Early training and socialization can literally save a puppy's life.
Canine behaviorists today agree that early socialization and training are essential. They propose that a puppy begin classes, for both the socializing and training they provide, at ten weeks of age. However, many people, including veterinarians and breeders, are still in the dark ages about the appropriate age at which to begin training and socializing a dog.
Some breeders and veterinarians caution against putting a puppy into a training class or social situations with other dogs too soon for fear that they might contract a disease before they are completely inoculated. They stress waiting until the dog is six months or one year old before beginning.

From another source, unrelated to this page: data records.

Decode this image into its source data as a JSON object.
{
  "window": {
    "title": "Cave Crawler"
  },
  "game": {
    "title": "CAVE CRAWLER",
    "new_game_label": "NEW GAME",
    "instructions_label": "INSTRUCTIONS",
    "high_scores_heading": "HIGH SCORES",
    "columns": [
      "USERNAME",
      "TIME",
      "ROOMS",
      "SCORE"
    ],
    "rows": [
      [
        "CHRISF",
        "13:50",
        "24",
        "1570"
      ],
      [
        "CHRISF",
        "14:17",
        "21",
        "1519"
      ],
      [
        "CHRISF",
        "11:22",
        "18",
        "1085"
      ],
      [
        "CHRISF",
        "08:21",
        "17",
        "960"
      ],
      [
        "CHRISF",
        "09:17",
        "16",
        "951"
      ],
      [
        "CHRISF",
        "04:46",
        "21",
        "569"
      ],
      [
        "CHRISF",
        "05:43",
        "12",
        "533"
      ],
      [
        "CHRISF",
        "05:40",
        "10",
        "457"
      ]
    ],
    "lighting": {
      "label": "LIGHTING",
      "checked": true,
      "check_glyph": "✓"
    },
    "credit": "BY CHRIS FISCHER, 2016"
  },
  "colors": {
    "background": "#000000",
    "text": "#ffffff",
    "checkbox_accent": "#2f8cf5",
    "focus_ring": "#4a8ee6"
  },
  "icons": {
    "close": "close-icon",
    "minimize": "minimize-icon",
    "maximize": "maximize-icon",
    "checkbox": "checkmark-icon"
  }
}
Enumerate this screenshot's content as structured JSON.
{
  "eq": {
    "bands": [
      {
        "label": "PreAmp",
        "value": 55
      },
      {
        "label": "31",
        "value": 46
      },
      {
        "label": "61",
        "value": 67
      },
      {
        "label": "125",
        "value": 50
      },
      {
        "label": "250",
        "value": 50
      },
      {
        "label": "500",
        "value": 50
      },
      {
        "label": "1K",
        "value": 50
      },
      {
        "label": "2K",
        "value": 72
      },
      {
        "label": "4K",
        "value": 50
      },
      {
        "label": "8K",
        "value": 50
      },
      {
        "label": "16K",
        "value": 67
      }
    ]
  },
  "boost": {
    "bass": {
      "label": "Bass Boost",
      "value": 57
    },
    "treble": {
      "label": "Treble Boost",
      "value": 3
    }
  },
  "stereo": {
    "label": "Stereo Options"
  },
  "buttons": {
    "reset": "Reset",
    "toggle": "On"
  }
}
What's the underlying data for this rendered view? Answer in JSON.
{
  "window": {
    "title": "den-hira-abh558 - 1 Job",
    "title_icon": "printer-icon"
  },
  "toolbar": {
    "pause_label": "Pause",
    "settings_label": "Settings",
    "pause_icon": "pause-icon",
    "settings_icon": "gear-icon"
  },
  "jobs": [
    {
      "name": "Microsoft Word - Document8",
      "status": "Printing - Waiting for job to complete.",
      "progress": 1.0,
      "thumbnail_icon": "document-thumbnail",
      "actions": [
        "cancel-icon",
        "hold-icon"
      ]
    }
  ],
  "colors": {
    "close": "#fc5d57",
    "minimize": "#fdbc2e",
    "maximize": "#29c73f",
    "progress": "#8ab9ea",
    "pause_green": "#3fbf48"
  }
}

However, many canine behaviorists argue that the disease risks to a puppy that is exposed to other healthy puppies in a well-run puppy class are minimal compared to the problems that often arise because that puppy was not socialized or trained early on. Given that the window of opportunity for socializing a puppy with other dogs is anywhere from four weeks to four months, it doesn’t make sense to wait. Yet so many dogs find their way to a trainer only after their undesirable behavior and aggression are well established.
In the past, heavy handed, choke-chain and other harsh methods precluded having a puppy in training too early. Thankfully, these methods are slowly dying out in favor of positive reinforcement and canine-friendly training techniques.
Many dog owners, as well meaning and caring as they may be, are not aware of the consequences of under-socialization. They are not aware of the negative effects on a dog that is, for the most part, isolated from other dogs. Fear aggression and its by-product leash aggression are two of the most common problems among dogs that have not been socialized with other dogs.
Puppies need to be exposed to the full range of dogs—all sizes, ages, and breeds—as early as and as much as possible. Year-round interaction with other dogs is necessary. Pulling a dog out of the canine social milieu for any reason—bad winter weather or busy schedules, for example—can seriously affect his social habits. Remember, a month in a puppy’s life is equivalent to a year in a human’s life. Limited social access for long stretches of time can have radically negative effects on a puppy’s social health.
Dr. Ian Dunbar, a veterinarian and internationally recognized animal behaviorist, has cautioned that “the number one cause of death among dogs is bad behavior [from lack of training and socialization].” A dog’s life is literally in the hands of his/her owner.